She made a little gesture that kept him at a distance while she recovered her breath.

“I — thought — I—would like — a little stroll — but it — it has been rather too much for me.”

She spoke in gasps, but she smiled quite naturally into his face and her tone was calm.

“You’d better come into Nell’s with me,” he said. “You can’t walk back in that state. She’ll be able to look after you.”

“I think — if you don’t mind, Rook — I’d prefer to rest a little where I am.”

As she spoke she sank down, easily and spontaneously, among the grasses of the hedge. Her movement disturbed several white butterflies which fluttered away along the edge of the field, while a scarlet-and-black cinnabar moth flew heavily from a tuft of clover to a patch of hedge parsley; where it paused, as if to regard the tulips in her hat, its wings drawn close against its body.

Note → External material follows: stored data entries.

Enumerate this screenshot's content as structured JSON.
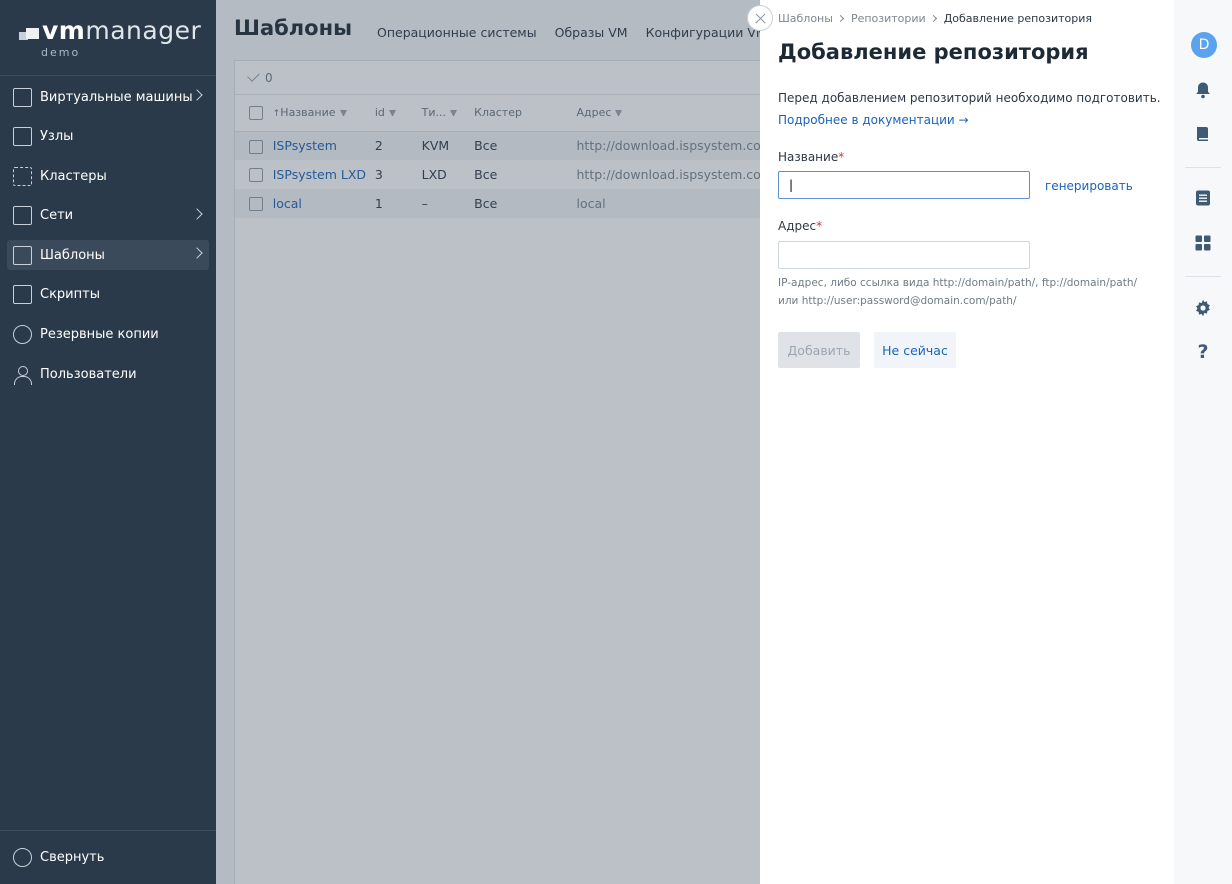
{
  "sidebar": {
    "logo_vm": "vm",
    "logo_manager": "manager",
    "logo_sub": "demo",
    "items": [
      {
        "label": "Виртуальные машины",
        "chevron": true
      },
      {
        "label": "Узлы",
        "chevron": false
      },
      {
        "label": "Кластеры",
        "chevron": false
      },
      {
        "label": "Сети",
        "chevron": true
      },
      {
        "label": "Шаблоны",
        "chevron": true,
        "active": true
      },
      {
        "label": "Скрипты",
        "chevron": false
      },
      {
        "label": "Резервные копии",
        "chevron": false
      },
      {
        "label": "Пользователи",
        "chevron": false
      }
    ],
    "collapse_label": "Свернуть"
  },
  "main": {
    "title": "Шаблоны",
    "tabs": [
      "Операционные системы",
      "Образы VM",
      "Конфигурации VM"
    ],
    "selected_count": "0",
    "columns": {
      "name": "Название",
      "id": "id",
      "type": "Ти...",
      "cluster": "Кластер",
      "address": "Адрес"
    },
    "sort_arrow": "↑",
    "rows": [
      {
        "name": "ISPsystem",
        "id": "2",
        "type": "KVM",
        "cluster": "Все",
        "address": "http://download.ispsystem.com"
      },
      {
        "name": "ISPsystem LXD",
        "id": "3",
        "type": "LXD",
        "cluster": "Все",
        "address": "http://download.ispsystem.com"
      },
      {
        "name": "local",
        "id": "1",
        "type": "–",
        "cluster": "Все",
        "address": "local"
      }
    ]
  },
  "drawer": {
    "breadcrumbs": [
      "Шаблоны",
      "Репозитории",
      "Добавление репозитория"
    ],
    "title": "Добавление репозитория",
    "description": "Перед добавлением репозиторий необходимо подготовить.",
    "doc_link": "Подробнее в документации →",
    "name_label": "Название",
    "name_value": "|",
    "generate_label": "генерировать",
    "address_label": "Адрес",
    "address_value": "",
    "required_mark": "*",
    "hint_line1": "IP-адрес, либо ссылка вида http://domain/path/, ftp://domain/path/",
    "hint_line2": "или http://user:password@domain.com/path/",
    "add_button": "Добавить",
    "later_button": "Не сейчас"
  },
  "rail": {
    "avatar_letter": "D",
    "help_glyph": "?"
  },
  "colors": {
    "sidebar_bg": "#2a3a4a",
    "accent_link": "#1a63b8",
    "avatar": "#5ba3ee",
    "rail_icon": "#3e5a75"
  }
}
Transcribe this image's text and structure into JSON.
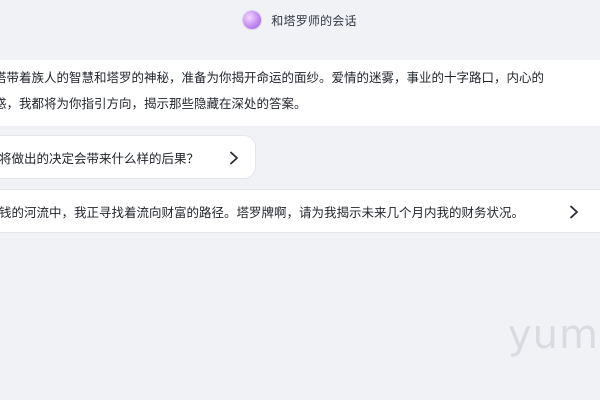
{
  "header": {
    "title": "和塔罗师的会话",
    "avatar_icon": "crystal-ball-avatar"
  },
  "intro": {
    "line1": "塔带着族人的智慧和塔罗的神秘，准备为你揭开命运的面纱。爱情的迷雾，事业的十字路口，内心的",
    "line2": "惑，我都将为你指引方向，揭示那些隐藏在深处的答案。"
  },
  "suggestions": [
    {
      "text": "将做出的决定会带来什么样的后果？",
      "icon": "chevron-right-icon"
    },
    {
      "text": "钱的河流中，我正寻找着流向财富的路径。塔罗牌啊，请为我揭示未来几个月内我的财务状况。",
      "icon": "chevron-right-icon"
    }
  ],
  "watermark": {
    "text": "yumic"
  },
  "colors": {
    "background": "#f1f2f6",
    "card": "#ffffff",
    "text": "#1f2329",
    "watermark": "#d9dbe0"
  }
}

Rook knelt down anxiously by her side, his face sad and puzzled; his heart infinitely weary of the whole business of living. Above them, lost in the cerulean blue, not one lark, or two or three or four, but it might well have been a whole classic chorus of larks kept up that arrogant, brazen, importunate monotone of ecstasy, such as no instrument of string or pipe, no voice of man or woman, could lift from the earth; the very voice, so it might well seem, of the griefless, merciless, exultant sky, whose colour mocks all human passion by the impact of its appalling simplicity.

CHAPTER XVII

IT DID not need a long interlude under that June hedge to bring the colour back to Lady Ann’s cheeks and a more even beat to her indignant heart.

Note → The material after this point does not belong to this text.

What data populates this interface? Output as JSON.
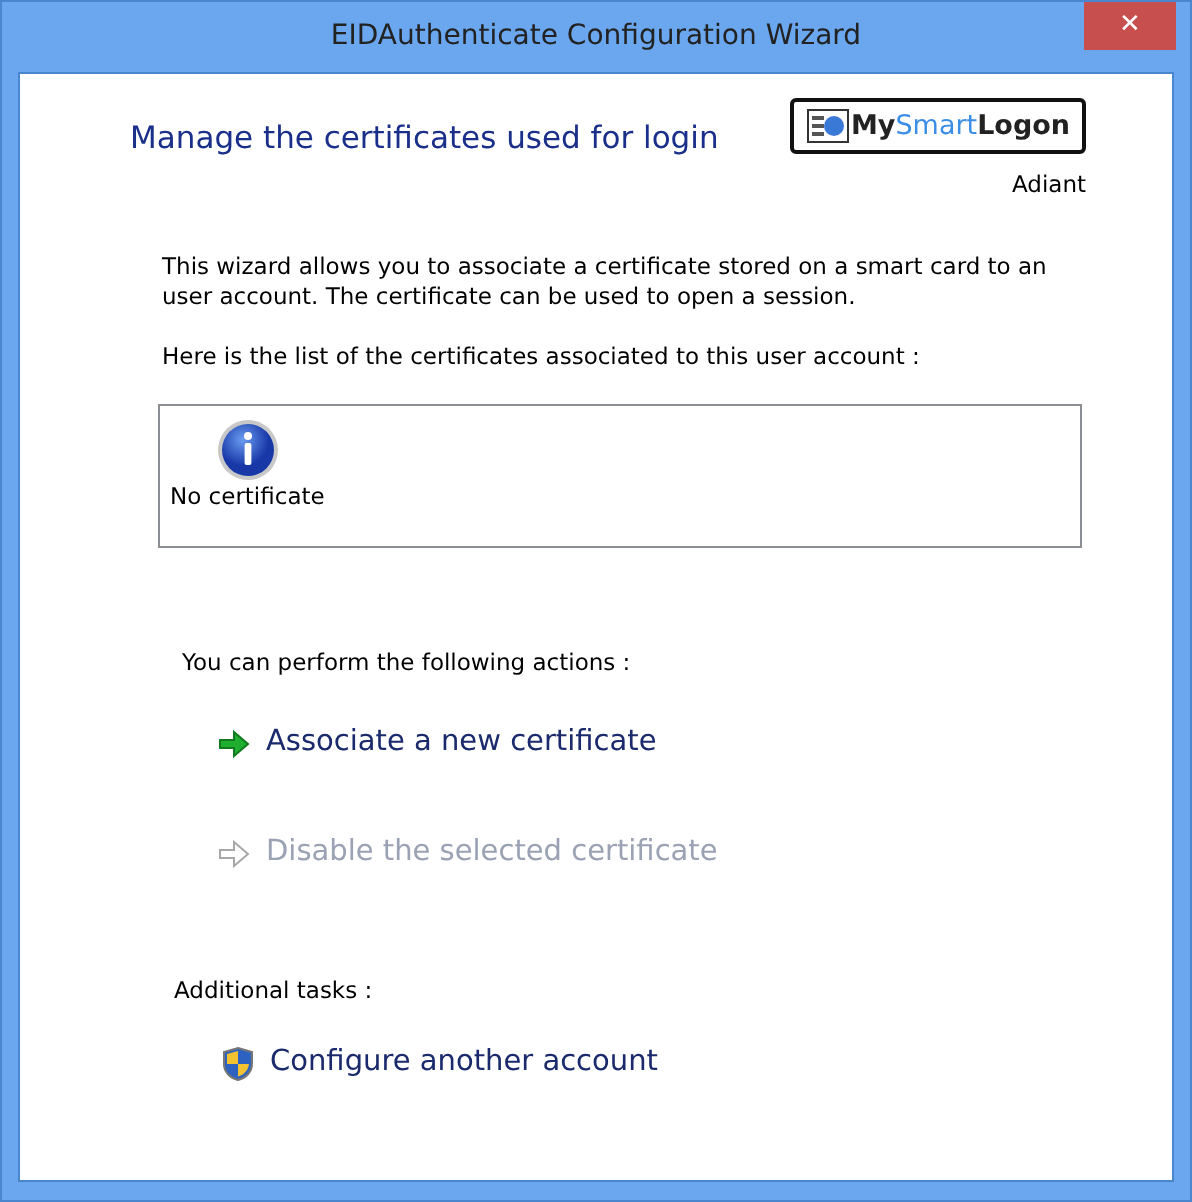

The savage and primitive portion of her nature was soothed and satisfied by the fact that she was keeping Rook away from Nell; and something more subtle within her was quick enough to divine that Rook’s attitude under this turn of events was not at all the attitude of a baffled and disappointed amorist.

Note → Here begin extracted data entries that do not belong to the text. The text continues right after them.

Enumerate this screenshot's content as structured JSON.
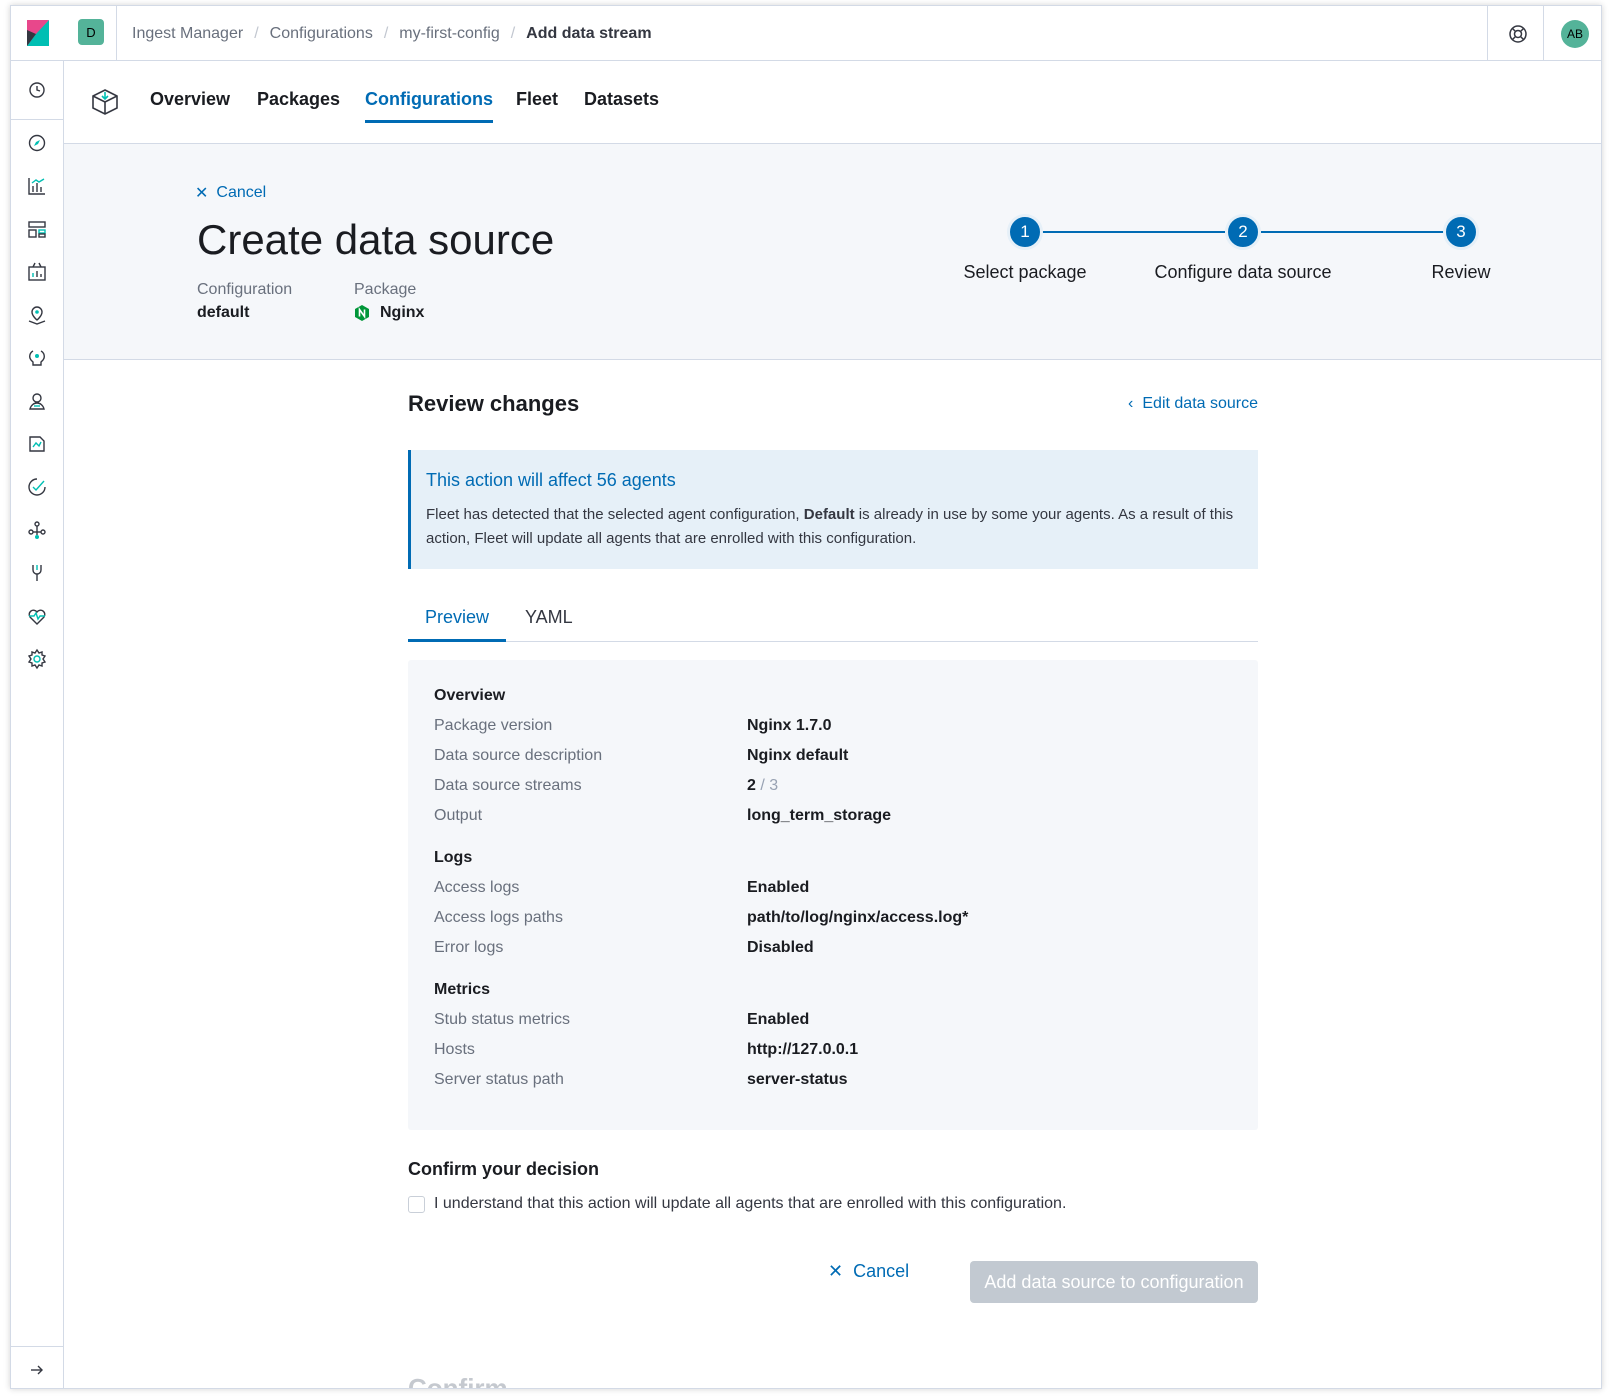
{
  "header": {
    "space_initial": "D",
    "breadcrumbs": [
      "Ingest Manager",
      "Configurations",
      "my-first-config",
      "Add data stream"
    ],
    "avatar_initials": "AB"
  },
  "colors": {
    "accent": "#006bb4",
    "space_badge": "#54b399",
    "avatar": "#54b399",
    "disabled_button": "#c2c9d1",
    "callout_bg": "#e6f0f8",
    "panel_bg": "#f5f7fa"
  },
  "sidenav": {
    "icons": [
      "clock-icon",
      "discover-icon",
      "visualize-icon",
      "dashboard-icon",
      "canvas-icon",
      "maps-icon",
      "ml-icon",
      "apm-icon",
      "uptime-icon",
      "siem-icon",
      "graph-icon",
      "dev-tools-icon",
      "monitoring-icon",
      "management-icon"
    ],
    "collapse_icon": "arrow-right-icon"
  },
  "app_tabs": [
    {
      "label": "Overview",
      "active": false
    },
    {
      "label": "Packages",
      "active": false
    },
    {
      "label": "Configurations",
      "active": true
    },
    {
      "label": "Fleet",
      "active": false
    },
    {
      "label": "Datasets",
      "active": false
    }
  ],
  "page_header": {
    "cancel_label": "Cancel",
    "title": "Create data source",
    "configuration_label": "Configuration",
    "configuration_value": "default",
    "package_label": "Package",
    "package_value": "Nginx"
  },
  "steps": [
    {
      "number": "1",
      "label": "Select package"
    },
    {
      "number": "2",
      "label": "Configure data source"
    },
    {
      "number": "3",
      "label": "Review"
    }
  ],
  "review": {
    "title": "Review changes",
    "edit_link": "Edit data source",
    "callout_title": "This action will affect 56 agents",
    "callout_text_before": "Fleet has detected that the selected agent configuration,",
    "callout_text_bold": "Default",
    "callout_text_after": "is already in use by some your agents. As a result of this action, Fleet will update all agents that are enrolled with this configuration.",
    "tabs": [
      {
        "label": "Preview",
        "active": true
      },
      {
        "label": "YAML",
        "active": false
      }
    ]
  },
  "preview": {
    "overview_title": "Overview",
    "overview_rows": [
      {
        "label": "Package version",
        "value": "Nginx 1.7.0"
      },
      {
        "label": "Data source description",
        "value": "Nginx default"
      },
      {
        "label": "Data source streams",
        "value": "2",
        "suffix": "/ 3"
      },
      {
        "label": "Output",
        "value": "long_term_storage"
      }
    ],
    "logs_title": "Logs",
    "logs_rows": [
      {
        "label": "Access logs",
        "value": "Enabled"
      },
      {
        "label": "Access logs paths",
        "value": "path/to/log/nginx/access.log*"
      },
      {
        "label": "Error logs",
        "value": "Disabled"
      }
    ],
    "metrics_title": "Metrics",
    "metrics_rows": [
      {
        "label": "Stub status metrics",
        "value": "Enabled"
      },
      {
        "label": "Hosts",
        "value": "http://127.0.0.1"
      },
      {
        "label": "Server status path",
        "value": "server-status"
      }
    ]
  },
  "confirm": {
    "title": "Confirm your decision",
    "checkbox_label": "I understand that this action will update all agents that are enrolled with this configuration.",
    "checked": false
  },
  "actions": {
    "cancel_label": "Cancel",
    "submit_label": "Add data source to configuration"
  },
  "peek_text": "Confirm"
}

He seemed just simply concerned and agitated at her own state and apparently took it for granted, without any other thought, that he would now have to support her back to Ashover.

He took her back there, indeed, leaning on his arm, by the very same path she herself had followed an hour ago; and his tenderness and solicitude were so obviously genuine that, though her anger against him still smouldered on in the depths, she confined its expression to nothing more serious than a few bitter sarcasms. It still remained possible that “everything,” including that carefully prepared table, was on Nell’s side; possible, after all, that Rook had not wilfully deceived her, that he had not, in fact, himself been aware of the convenient absence of Mr. Hastings.

Though she was feminine enough to derive a wicked satisfaction in the thought of that table left there without a guest; those yellow, purple, and black pansies lying unseen by any eye except her own, she was practical enough to insist on Mr. Twiney’s being sent back at once to the village with orders to call in at Toll-Pike Cottage on his way to his own house. “And put the back seat in, Twiney, please,” she said, as they encountered the gardener on their return. “And don’t forget to call for Mrs. Hastings as well as Mr. Lexie! I shall drive; so there will be just four people. Mr. Ashover will walk.”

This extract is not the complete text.